There is also tcplay

bermudapineapple

rahmu wroteInteresting points, @tt400. Some random thoughts, in no particular order.

The lack of security in our systems come from their sheer complexity. You cannot possibly defend a system you don't fully understand, and we're reaching a point where a whole lifetime is not enough to understand even the simplest actions like saving a file to disk or visiting a web page.

We're perpetuating the mistake by creating technologies that try to add many new features instead of focusing on security through simplicity. HTML5 is a perfect example of this.

Norton's a she, not a he. Not that it actually matters.

Paranoia is a form of mental illness in every case. Except in InfoSec. In InfoSec, paranoia's a virtue.

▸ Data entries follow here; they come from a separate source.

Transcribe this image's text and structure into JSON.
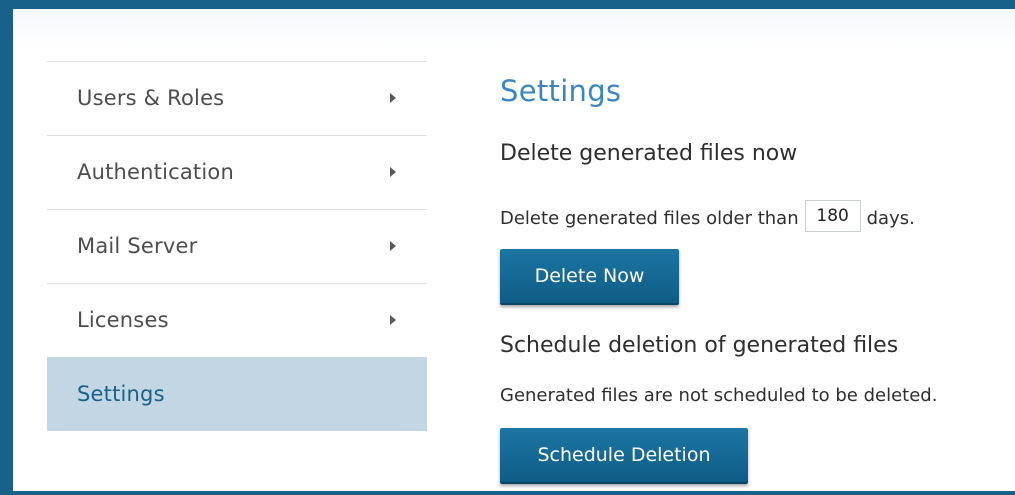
{
  "sidebar": {
    "items": [
      {
        "label": "Users & Roles"
      },
      {
        "label": "Authentication"
      },
      {
        "label": "Mail Server"
      },
      {
        "label": "Licenses"
      },
      {
        "label": "Settings"
      }
    ]
  },
  "main": {
    "title": "Settings",
    "delete_section": {
      "heading": "Delete generated files now",
      "text_before": "Delete generated files older than",
      "days_value": "180",
      "text_after": "days.",
      "button_label": "Delete Now"
    },
    "schedule_section": {
      "heading": "Schedule deletion of generated files",
      "status_text": "Generated files are not scheduled to be deleted.",
      "button_label": "Schedule Deletion"
    }
  },
  "colors": {
    "frame_border": "#17618a",
    "title_blue": "#3a86c2",
    "active_bg": "#c3d6e3",
    "button_bg": "#17618a"
  }
}
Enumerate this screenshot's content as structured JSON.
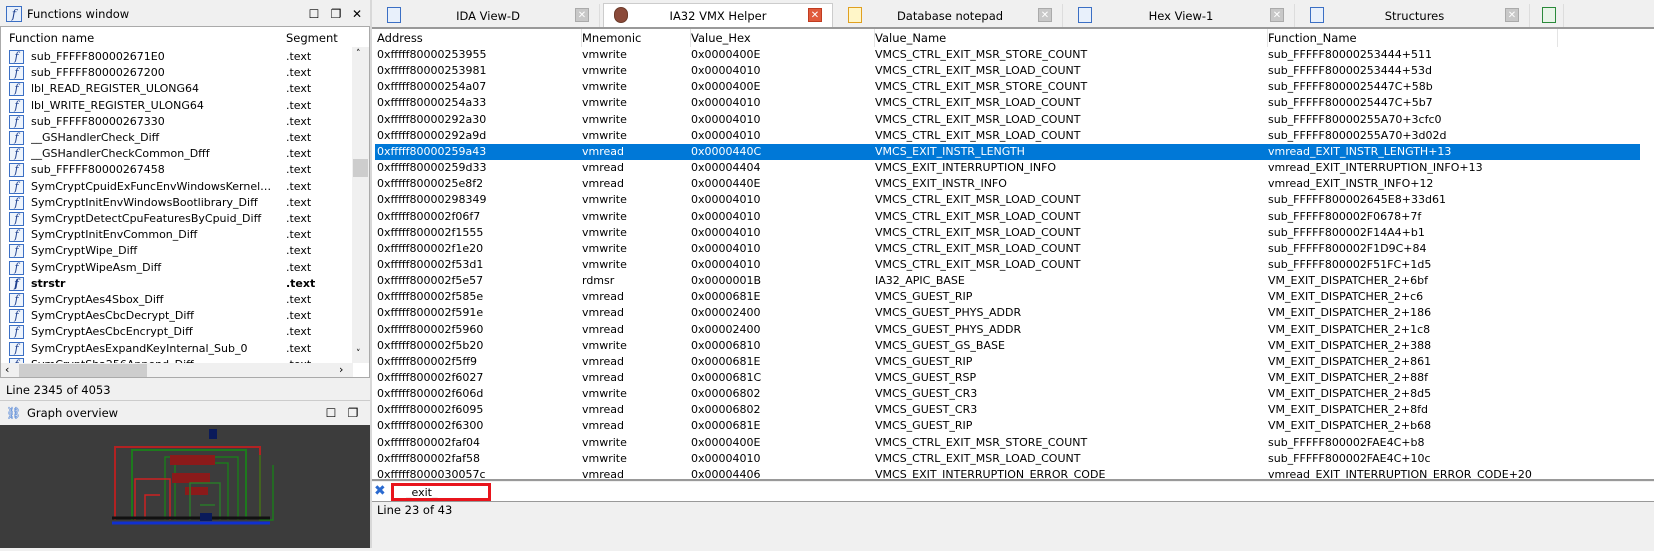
{
  "functions_window": {
    "title": "Functions window",
    "columns": [
      "Function name",
      "Segment"
    ],
    "items": [
      {
        "name": "sub_FFFFF800002671E0",
        "segment": ".text"
      },
      {
        "name": "sub_FFFFF80000267200",
        "segment": ".text"
      },
      {
        "name": "lbl_READ_REGISTER_ULONG64",
        "segment": ".text"
      },
      {
        "name": "lbl_WRITE_REGISTER_ULONG64",
        "segment": ".text"
      },
      {
        "name": "sub_FFFFF80000267330",
        "segment": ".text"
      },
      {
        "name": "__GSHandlerCheck_Diff",
        "segment": ".text"
      },
      {
        "name": "__GSHandlerCheckCommon_Dfff",
        "segment": ".text"
      },
      {
        "name": "sub_FFFFF80000267458",
        "segment": ".text"
      },
      {
        "name": "SymCryptCpuidExFuncEnvWindowsKernelmode...",
        "segment": ".text"
      },
      {
        "name": "SymCryptInitEnvWindowsBootlibrary_Diff",
        "segment": ".text"
      },
      {
        "name": "SymCryptDetectCpuFeaturesByCpuid_Diff",
        "segment": ".text"
      },
      {
        "name": "SymCryptInitEnvCommon_Diff",
        "segment": ".text"
      },
      {
        "name": "SymCryptWipe_Diff",
        "segment": ".text"
      },
      {
        "name": "SymCryptWipeAsm_Diff",
        "segment": ".text"
      },
      {
        "name": "strstr",
        "segment": ".text",
        "bold": true
      },
      {
        "name": "SymCryptAes4Sbox_Diff",
        "segment": ".text"
      },
      {
        "name": "SymCryptAesCbcDecrypt_Diff",
        "segment": ".text"
      },
      {
        "name": "SymCryptAesCbcEncrypt_Diff",
        "segment": ".text"
      },
      {
        "name": "SymCryptAesExpandKeyInternal_Sub_0",
        "segment": ".text"
      },
      {
        "name": "SymCryptSha256Append_Diff",
        "segment": ".text"
      }
    ],
    "status": "Line 2345 of 4053"
  },
  "graph_overview": {
    "title": "Graph overview"
  },
  "tabs": [
    {
      "label": "IDA View-D",
      "active": false
    },
    {
      "label": "IA32 VMX Helper",
      "active": true
    },
    {
      "label": "Database notepad",
      "active": false
    },
    {
      "label": "Hex View-1",
      "active": false
    },
    {
      "label": "Structures",
      "active": false
    }
  ],
  "table": {
    "columns": [
      "Address",
      "Mnemonic",
      "Value_Hex",
      "Value_Name",
      "Function_Name"
    ],
    "selected_index": 6,
    "rows": [
      [
        "0xfffff80000253955",
        "vmwrite",
        "0x0000400E",
        "VMCS_CTRL_EXIT_MSR_STORE_COUNT",
        "sub_FFFFF80000253444+511"
      ],
      [
        "0xfffff80000253981",
        "vmwrite",
        "0x00004010",
        "VMCS_CTRL_EXIT_MSR_LOAD_COUNT",
        "sub_FFFFF80000253444+53d"
      ],
      [
        "0xfffff80000254a07",
        "vmwrite",
        "0x0000400E",
        "VMCS_CTRL_EXIT_MSR_STORE_COUNT",
        "sub_FFFFF8000025447C+58b"
      ],
      [
        "0xfffff80000254a33",
        "vmwrite",
        "0x00004010",
        "VMCS_CTRL_EXIT_MSR_LOAD_COUNT",
        "sub_FFFFF8000025447C+5b7"
      ],
      [
        "0xfffff80000292a30",
        "vmwrite",
        "0x00004010",
        "VMCS_CTRL_EXIT_MSR_LOAD_COUNT",
        "sub_FFFFF80000255A70+3cfc0"
      ],
      [
        "0xfffff80000292a9d",
        "vmwrite",
        "0x00004010",
        "VMCS_CTRL_EXIT_MSR_LOAD_COUNT",
        "sub_FFFFF80000255A70+3d02d"
      ],
      [
        "0xfffff80000259a43",
        "vmread",
        "0x0000440C",
        "VMCS_EXIT_INSTR_LENGTH",
        "vmread_EXIT_INSTR_LENGTH+13"
      ],
      [
        "0xfffff80000259d33",
        "vmread",
        "0x00004404",
        "VMCS_EXIT_INTERRUPTION_INFO",
        "vmread_EXIT_INTERRUPTION_INFO+13"
      ],
      [
        "0xfffff8000025e8f2",
        "vmread",
        "0x0000440E",
        "VMCS_EXIT_INSTR_INFO",
        "vmread_EXIT_INSTR_INFO+12"
      ],
      [
        "0xfffff80000298349",
        "vmwrite",
        "0x00004010",
        "VMCS_CTRL_EXIT_MSR_LOAD_COUNT",
        "sub_FFFFF800002645E8+33d61"
      ],
      [
        "0xfffff800002f06f7",
        "vmwrite",
        "0x00004010",
        "VMCS_CTRL_EXIT_MSR_LOAD_COUNT",
        "sub_FFFFF800002F0678+7f"
      ],
      [
        "0xfffff800002f1555",
        "vmwrite",
        "0x00004010",
        "VMCS_CTRL_EXIT_MSR_LOAD_COUNT",
        "sub_FFFFF800002F14A4+b1"
      ],
      [
        "0xfffff800002f1e20",
        "vmwrite",
        "0x00004010",
        "VMCS_CTRL_EXIT_MSR_LOAD_COUNT",
        "sub_FFFFF800002F1D9C+84"
      ],
      [
        "0xfffff800002f53d1",
        "vmwrite",
        "0x00004010",
        "VMCS_CTRL_EXIT_MSR_LOAD_COUNT",
        "sub_FFFFF800002F51FC+1d5"
      ],
      [
        "0xfffff800002f5e57",
        "rdmsr",
        "0x0000001B",
        "IA32_APIC_BASE",
        "VM_EXIT_DISPATCHER_2+6bf"
      ],
      [
        "0xfffff800002f585e",
        "vmread",
        "0x0000681E",
        "VMCS_GUEST_RIP",
        "VM_EXIT_DISPATCHER_2+c6"
      ],
      [
        "0xfffff800002f591e",
        "vmread",
        "0x00002400",
        "VMCS_GUEST_PHYS_ADDR",
        "VM_EXIT_DISPATCHER_2+186"
      ],
      [
        "0xfffff800002f5960",
        "vmread",
        "0x00002400",
        "VMCS_GUEST_PHYS_ADDR",
        "VM_EXIT_DISPATCHER_2+1c8"
      ],
      [
        "0xfffff800002f5b20",
        "vmwrite",
        "0x00006810",
        "VMCS_GUEST_GS_BASE",
        "VM_EXIT_DISPATCHER_2+388"
      ],
      [
        "0xfffff800002f5ff9",
        "vmread",
        "0x0000681E",
        "VMCS_GUEST_RIP",
        "VM_EXIT_DISPATCHER_2+861"
      ],
      [
        "0xfffff800002f6027",
        "vmread",
        "0x0000681C",
        "VMCS_GUEST_RSP",
        "VM_EXIT_DISPATCHER_2+88f"
      ],
      [
        "0xfffff800002f606d",
        "vmwrite",
        "0x00006802",
        "VMCS_GUEST_CR3",
        "VM_EXIT_DISPATCHER_2+8d5"
      ],
      [
        "0xfffff800002f6095",
        "vmread",
        "0x00006802",
        "VMCS_GUEST_CR3",
        "VM_EXIT_DISPATCHER_2+8fd"
      ],
      [
        "0xfffff800002f6300",
        "vmread",
        "0x0000681E",
        "VMCS_GUEST_RIP",
        "VM_EXIT_DISPATCHER_2+b68"
      ],
      [
        "0xfffff800002faf04",
        "vmwrite",
        "0x0000400E",
        "VMCS_CTRL_EXIT_MSR_STORE_COUNT",
        "sub_FFFFF800002FAE4C+b8"
      ],
      [
        "0xfffff800002faf58",
        "vmwrite",
        "0x00004010",
        "VMCS_CTRL_EXIT_MSR_LOAD_COUNT",
        "sub_FFFFF800002FAE4C+10c"
      ],
      [
        "0xfffff8000030057c",
        "vmread",
        "0x00004406",
        "VMCS_EXIT_INTERRUPTION_ERROR_CODE",
        "vmread_EXIT_INTERRUPTION_ERROR_CODE+20"
      ]
    ]
  },
  "search": {
    "value": "_exit_"
  },
  "status": "Line 23 of 43",
  "colors": {
    "selection": "#0078d7",
    "search_highlight": "#e8141c",
    "graph_bg": "#3c3c3c"
  }
}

The CIA, NSA or other government agencies aren't the only ones targeting your data. Try to host a server online and analyze traffic logs. Every computer everywhere is under constant attack by everyone. Couple this with software so complex that it's impossible to secure correctly, and you have the state of Internet today.

Advertisers everywhere will tell you that their platform is "secure". When a kid stumbles upon an upon door on their platform, they paint him as a dangerous "hacker" and send him to life in prison. It'd be better if we simply admitted that all software is crap.

There's an effort to keep TrueCrypt alive. This is good news. I would watch closely.

Thank you, yes! HTML5! That was my thought exactly! I was wondering why everyone was porting over to it at an alarming rate. I was just waiting for that massive hole to be found in it that compromises everything once all everyone had finished moving over to it. Glad to see I am not alone with these fears!

Thank you for that last link.

Also, check this out. I'm not saying we're all going to have one tomorrow. But eventually, when the tech spreads and more and more people have access to it, the threat of the entire framework will exponentially rise.